The clip, which was given to Mother Jones by a former Bain employee, comes off a 1998 CD-ROM released to commemorate the parent company’s 25th anniversary.
Romney’s campaign staked itself early on to a simple argument: Success in the private sector economy and, by definition, an understanding of how jobs are “created,” made Romney the best person to steer the country out of its economic malaise.
Campaign spokeswoman Amanda Henneberg defended Romney’s record at Bain, saying in an email today that the candidate “helped build Bain Capital by turning around broken companies, creating and saving thousands of jobs. The problem today is that President Obama hasn’t been able to turn around our economy in the same way.”
But the president’s campaign has for months argued that Romney actions at Bain showed a cold-blooded disregard for American workers, either by outsourcing jobs as companies were being restructured or simply selling off failing investments.
“If you’re head of a large equity firm or hedge fund, your job is to make money. It’s not to create jobs. It’s not even to create successful businesses. It’s to make sure you’re maximizing returns for your investor,” President Obama said during an interview with CBS in July, seeking to create a divide between Romney’s private success and his potential to manage public economic policy.
Romney faced similar criticism during the Republican primary debates, when Texas Gov. Rick Perry accused Bain of engaging in “vulture capitalism.”

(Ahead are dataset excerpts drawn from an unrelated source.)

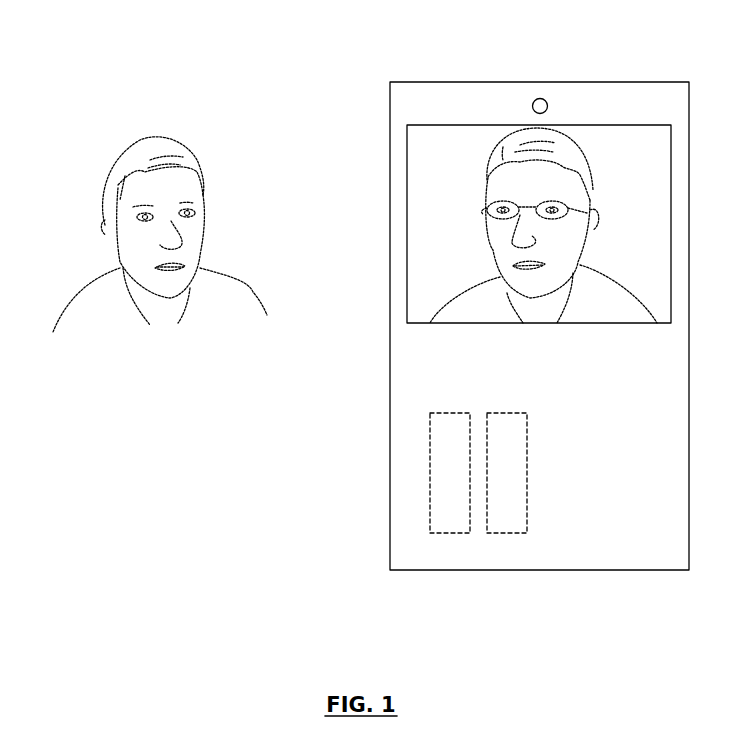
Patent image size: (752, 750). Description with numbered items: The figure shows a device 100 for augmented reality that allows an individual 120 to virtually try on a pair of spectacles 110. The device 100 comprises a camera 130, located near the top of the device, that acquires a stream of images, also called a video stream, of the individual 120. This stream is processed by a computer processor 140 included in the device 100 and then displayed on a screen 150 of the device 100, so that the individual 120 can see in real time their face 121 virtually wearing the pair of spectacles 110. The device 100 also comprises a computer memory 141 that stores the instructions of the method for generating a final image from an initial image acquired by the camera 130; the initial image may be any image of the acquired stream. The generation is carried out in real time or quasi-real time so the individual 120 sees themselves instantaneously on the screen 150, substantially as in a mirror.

The device for augmented reality 100 is at (423, 82).
The pair of spectacles 110 is at (567, 200).
The individual 120 is at (492, 185).
The face 121 is at (497, 243).
The camera 130 is at (532, 98).
The computer processor 140 is at (448, 503).
The computer memory 141 is at (500, 510).
The screen 150 is at (403, 325).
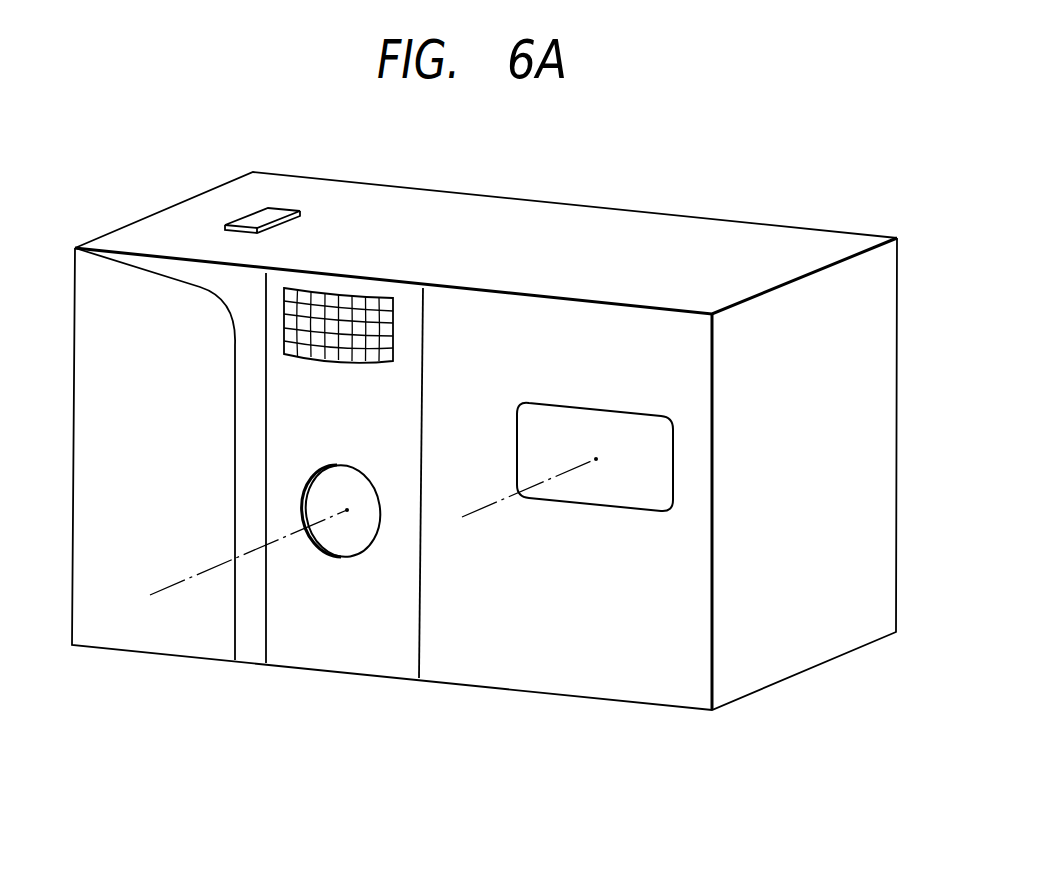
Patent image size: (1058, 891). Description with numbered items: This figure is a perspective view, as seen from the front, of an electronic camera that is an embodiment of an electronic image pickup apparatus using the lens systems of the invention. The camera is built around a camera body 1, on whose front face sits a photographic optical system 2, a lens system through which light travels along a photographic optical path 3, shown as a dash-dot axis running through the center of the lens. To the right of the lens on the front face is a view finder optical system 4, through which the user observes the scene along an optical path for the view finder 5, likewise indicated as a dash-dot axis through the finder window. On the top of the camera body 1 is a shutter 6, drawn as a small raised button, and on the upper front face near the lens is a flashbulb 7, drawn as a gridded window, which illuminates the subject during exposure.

The camera body 1 is at (768, 242).
The photographic optical system 2 is at (352, 541).
The photographic optical path 3 is at (177, 584).
The view finder optical system 4 is at (658, 469).
The optical path for the view finder 5 is at (461, 517).
The shutter 6 is at (265, 210).
The flashbulb 7 is at (350, 303).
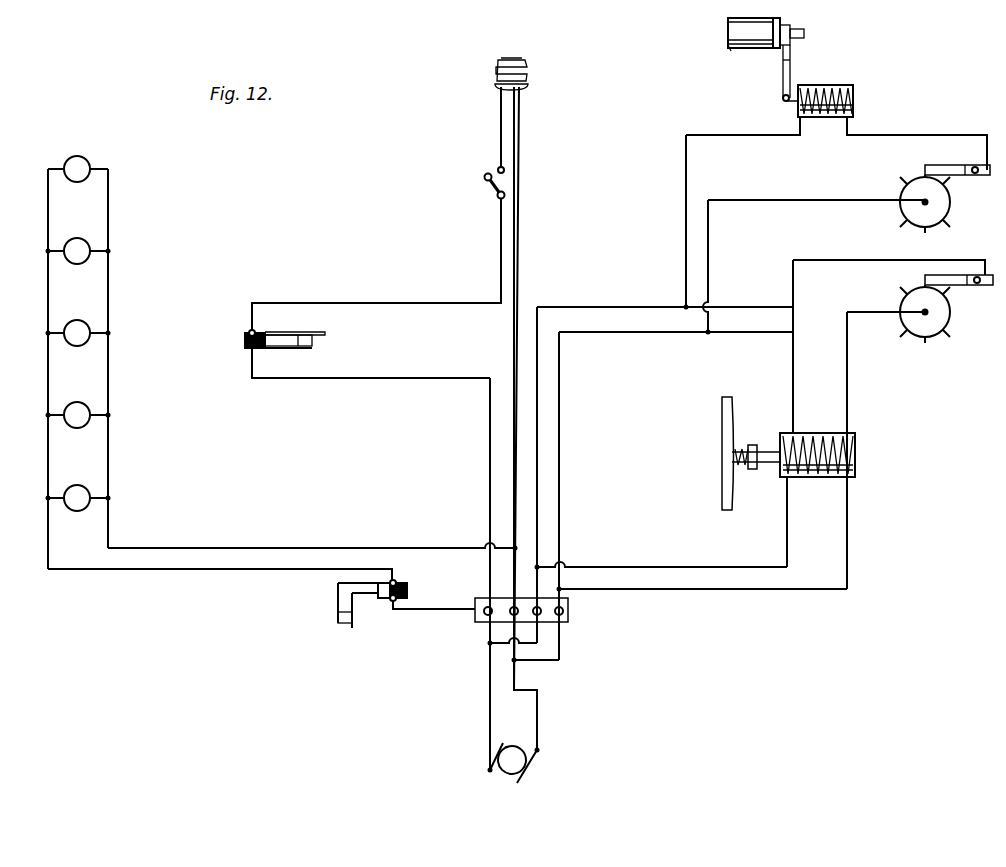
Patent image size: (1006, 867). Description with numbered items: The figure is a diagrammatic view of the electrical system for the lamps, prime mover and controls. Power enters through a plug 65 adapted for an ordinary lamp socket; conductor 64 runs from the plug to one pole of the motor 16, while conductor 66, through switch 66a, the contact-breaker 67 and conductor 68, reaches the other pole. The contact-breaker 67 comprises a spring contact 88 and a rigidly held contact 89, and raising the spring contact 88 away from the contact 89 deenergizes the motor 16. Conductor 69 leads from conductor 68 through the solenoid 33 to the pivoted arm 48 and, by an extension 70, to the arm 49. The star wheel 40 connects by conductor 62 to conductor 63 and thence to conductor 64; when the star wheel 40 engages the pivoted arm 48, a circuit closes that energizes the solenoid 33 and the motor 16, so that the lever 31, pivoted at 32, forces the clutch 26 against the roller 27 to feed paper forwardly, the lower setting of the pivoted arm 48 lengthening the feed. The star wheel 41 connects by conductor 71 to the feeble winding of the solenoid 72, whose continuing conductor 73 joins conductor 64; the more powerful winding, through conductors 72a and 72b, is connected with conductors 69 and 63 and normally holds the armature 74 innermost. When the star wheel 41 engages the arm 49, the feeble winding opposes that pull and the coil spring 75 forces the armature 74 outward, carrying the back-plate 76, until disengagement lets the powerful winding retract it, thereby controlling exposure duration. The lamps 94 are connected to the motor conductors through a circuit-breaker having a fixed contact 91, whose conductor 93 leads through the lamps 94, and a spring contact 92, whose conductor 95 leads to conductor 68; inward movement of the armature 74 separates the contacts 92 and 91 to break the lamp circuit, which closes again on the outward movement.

Romney countered then, claiming that, “net-net,” the firm had actually added more than 100,000 jobs over more than 25 years.
“There’s a steel company called Steel Dynamics in Indiana, thousands of jobs there,” Romney said. “Bright Horizons Children’s Centers, about 15,000 jobs there; Sports Authority, about 15,000 jobs there, Staples alone, 90,000 employed. That’s a business that we helped start from the ground up.”
Fact-checkers have cast some doubt on those figures, noting that Romney doesn’t account for jobs lost when companies went bust, but Bain’s tangled web of interests and investments makes it almost impossible to calculate a defining statistic.